Claim 2. The RAG computing module according to claim 1, wherein before the instructions to generate the enhanced response using the first LLM, the instructions further comprise additional instructions for directing the processing unit to:
select an optimal document, using a second LLM, from the retrieved full documents; and classify the selected document as the full document. (Sörstrand, an optimal document is a document selected through the highest-ranking child chunk: 2.3.2, “instead of returning the child chunks directly, the method retrieves the entire parent document of the highest-ranking child chunks. This strategy enhances the search’s precision by focusing on the most relevant and detailed part of text while still delivering comprehensive information by returning the full parent document”)
Claim 11 is rejected under the same rationale as above.

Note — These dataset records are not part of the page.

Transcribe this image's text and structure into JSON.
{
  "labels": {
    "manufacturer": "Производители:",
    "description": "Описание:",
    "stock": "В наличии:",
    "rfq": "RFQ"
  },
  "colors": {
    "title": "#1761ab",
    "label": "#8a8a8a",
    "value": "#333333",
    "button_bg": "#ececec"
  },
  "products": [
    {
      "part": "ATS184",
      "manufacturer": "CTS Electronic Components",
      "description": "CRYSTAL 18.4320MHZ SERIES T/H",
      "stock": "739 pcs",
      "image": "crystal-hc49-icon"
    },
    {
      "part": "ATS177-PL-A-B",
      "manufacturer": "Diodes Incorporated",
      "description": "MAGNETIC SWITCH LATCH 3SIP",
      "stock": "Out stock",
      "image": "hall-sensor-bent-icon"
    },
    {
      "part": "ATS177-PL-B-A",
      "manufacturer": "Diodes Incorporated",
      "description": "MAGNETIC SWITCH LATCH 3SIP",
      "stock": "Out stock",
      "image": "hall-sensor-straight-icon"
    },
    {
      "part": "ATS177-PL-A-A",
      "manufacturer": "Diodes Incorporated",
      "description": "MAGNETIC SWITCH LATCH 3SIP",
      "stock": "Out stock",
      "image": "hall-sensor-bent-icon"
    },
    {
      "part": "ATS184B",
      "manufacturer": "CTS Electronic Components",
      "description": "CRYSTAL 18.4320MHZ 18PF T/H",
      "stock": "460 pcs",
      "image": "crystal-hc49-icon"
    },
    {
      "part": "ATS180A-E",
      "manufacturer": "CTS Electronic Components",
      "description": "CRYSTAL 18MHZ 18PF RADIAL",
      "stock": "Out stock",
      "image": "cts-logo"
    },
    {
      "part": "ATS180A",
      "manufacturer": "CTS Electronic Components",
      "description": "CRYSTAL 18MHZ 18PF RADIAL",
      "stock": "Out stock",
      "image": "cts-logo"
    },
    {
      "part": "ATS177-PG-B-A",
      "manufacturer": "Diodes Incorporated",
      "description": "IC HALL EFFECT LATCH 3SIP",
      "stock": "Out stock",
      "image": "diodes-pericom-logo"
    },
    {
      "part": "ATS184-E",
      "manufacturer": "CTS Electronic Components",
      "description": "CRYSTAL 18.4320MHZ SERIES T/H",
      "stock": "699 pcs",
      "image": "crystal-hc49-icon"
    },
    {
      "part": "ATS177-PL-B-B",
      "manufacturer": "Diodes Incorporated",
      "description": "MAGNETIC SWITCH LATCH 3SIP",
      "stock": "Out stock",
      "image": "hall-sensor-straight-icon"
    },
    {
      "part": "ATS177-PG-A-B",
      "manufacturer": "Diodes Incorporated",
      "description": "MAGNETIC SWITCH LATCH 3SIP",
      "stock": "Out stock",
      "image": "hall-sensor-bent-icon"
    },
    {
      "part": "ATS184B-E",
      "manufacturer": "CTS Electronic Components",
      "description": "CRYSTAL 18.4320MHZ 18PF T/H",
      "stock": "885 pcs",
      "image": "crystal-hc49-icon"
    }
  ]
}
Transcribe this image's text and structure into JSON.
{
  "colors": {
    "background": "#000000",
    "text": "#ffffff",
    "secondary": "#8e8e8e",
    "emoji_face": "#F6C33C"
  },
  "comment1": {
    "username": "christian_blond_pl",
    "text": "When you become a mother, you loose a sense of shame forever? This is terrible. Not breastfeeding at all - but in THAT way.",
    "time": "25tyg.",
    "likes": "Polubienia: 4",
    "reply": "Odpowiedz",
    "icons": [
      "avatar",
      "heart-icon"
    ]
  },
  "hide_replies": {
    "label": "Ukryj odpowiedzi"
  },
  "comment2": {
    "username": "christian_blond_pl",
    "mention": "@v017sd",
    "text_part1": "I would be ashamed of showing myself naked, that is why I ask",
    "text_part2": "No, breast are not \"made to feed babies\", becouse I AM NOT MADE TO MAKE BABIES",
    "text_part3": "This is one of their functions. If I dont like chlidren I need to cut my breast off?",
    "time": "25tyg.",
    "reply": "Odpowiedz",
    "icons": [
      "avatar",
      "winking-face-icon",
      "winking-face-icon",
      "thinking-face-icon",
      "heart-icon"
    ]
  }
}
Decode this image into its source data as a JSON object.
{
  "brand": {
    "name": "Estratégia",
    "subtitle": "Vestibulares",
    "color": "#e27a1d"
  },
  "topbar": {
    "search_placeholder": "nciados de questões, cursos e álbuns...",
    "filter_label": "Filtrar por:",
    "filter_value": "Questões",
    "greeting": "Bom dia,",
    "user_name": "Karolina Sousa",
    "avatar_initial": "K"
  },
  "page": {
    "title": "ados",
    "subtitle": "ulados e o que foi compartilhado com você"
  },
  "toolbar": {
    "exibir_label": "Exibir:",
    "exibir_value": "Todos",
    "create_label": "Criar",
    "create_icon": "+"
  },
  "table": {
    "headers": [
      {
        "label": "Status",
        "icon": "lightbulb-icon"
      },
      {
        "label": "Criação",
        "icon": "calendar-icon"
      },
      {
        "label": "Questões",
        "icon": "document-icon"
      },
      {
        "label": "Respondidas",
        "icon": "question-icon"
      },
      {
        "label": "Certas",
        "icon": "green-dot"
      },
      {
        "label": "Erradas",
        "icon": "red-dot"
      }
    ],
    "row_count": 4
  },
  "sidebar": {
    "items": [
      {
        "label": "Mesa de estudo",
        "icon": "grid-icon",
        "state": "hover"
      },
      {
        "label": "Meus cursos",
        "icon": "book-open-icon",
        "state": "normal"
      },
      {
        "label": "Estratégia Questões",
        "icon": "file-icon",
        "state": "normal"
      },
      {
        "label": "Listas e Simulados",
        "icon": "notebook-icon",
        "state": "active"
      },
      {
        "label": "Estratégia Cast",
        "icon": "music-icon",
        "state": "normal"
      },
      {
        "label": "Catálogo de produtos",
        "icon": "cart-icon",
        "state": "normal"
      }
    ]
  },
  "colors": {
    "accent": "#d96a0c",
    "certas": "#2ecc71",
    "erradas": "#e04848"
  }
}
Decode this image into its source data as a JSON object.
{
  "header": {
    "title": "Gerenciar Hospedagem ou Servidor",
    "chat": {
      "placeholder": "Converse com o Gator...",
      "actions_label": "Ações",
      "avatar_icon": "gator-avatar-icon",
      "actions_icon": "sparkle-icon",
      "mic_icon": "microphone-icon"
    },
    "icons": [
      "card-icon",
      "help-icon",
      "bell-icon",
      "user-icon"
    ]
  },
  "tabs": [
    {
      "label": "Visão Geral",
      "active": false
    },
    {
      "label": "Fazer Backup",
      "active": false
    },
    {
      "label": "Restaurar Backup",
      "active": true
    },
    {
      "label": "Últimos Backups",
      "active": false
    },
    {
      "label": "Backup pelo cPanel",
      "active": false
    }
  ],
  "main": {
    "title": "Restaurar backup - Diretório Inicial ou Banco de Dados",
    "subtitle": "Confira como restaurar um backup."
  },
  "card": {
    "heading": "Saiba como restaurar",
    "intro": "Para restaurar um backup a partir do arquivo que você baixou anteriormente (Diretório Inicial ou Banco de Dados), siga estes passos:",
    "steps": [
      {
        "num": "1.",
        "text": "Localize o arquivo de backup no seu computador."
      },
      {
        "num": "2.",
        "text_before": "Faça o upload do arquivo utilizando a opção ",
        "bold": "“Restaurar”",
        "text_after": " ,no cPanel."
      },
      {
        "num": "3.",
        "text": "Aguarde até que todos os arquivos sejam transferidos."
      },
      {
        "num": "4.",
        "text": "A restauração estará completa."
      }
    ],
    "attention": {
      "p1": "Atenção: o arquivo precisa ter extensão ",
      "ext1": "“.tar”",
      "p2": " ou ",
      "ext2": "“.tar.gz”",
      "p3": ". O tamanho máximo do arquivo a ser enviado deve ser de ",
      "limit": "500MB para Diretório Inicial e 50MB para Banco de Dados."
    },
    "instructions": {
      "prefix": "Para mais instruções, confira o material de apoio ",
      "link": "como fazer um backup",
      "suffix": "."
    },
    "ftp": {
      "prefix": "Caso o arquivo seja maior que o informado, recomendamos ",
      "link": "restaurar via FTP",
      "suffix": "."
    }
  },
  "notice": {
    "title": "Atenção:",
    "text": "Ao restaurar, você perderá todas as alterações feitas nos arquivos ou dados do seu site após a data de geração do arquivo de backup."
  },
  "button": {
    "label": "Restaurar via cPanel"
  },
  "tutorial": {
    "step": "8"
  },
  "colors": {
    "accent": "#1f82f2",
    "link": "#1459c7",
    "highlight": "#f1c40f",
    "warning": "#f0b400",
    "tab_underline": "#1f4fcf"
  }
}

Claim 3. The RAG computing module according to claim 1, wherein the instructions to recursively retrieve the full documents associated with the retrieved vector embeddings comprises instructions for directing the processing unit to:
analyze the document chunks associated with the retrieved vector embeddings using a generative language model to identify a document chunk most relevant to the user query; and recursively retrieve at least a full document corresponding to the identified document chunk. (Sörstrand, a full document is retrieved based on the most relevant chunk: “During the retrieval phase, the process diverges from typical RAG methods by conducting the similarity search at the level of the child chunks rather than the parent documents. However, instead of returning the child chunks directly, the method retrieves the entire parent document of the highest-ranking child chunks. This strategy enhances the search’s precision by focusing on the most relevant and detailed part of text while still delivering comprehensive information by returning the full parent document”)
Claim 12 is rejected under the same rationale as above.
Claim 4. The RAG computing module according to claim 1, wherein before the instructions to convert each of the document chunks into the vector embeddings, the instructions further comprise additional instructions for directing the processing unit to:
generate, for each document chunk, a sub-query specific to content of the document chunk using a third LLM, wherein the sub-query is generated based on information contained in the document chunk and all data appended to the document chunk; and append the generated sub-query to the document chunk. (Sörstrand, wherein a parent/full document is reachable from a most relevant chunk; and Huang, ¶ 22, wherein each chunk is associated with a particular query: “The system can generate a training dataset from the domain-specific documents, such as by performing chunking of the documents, and causing a language model to generate queries ( e.g., questions) corresponding to chunks of documents”)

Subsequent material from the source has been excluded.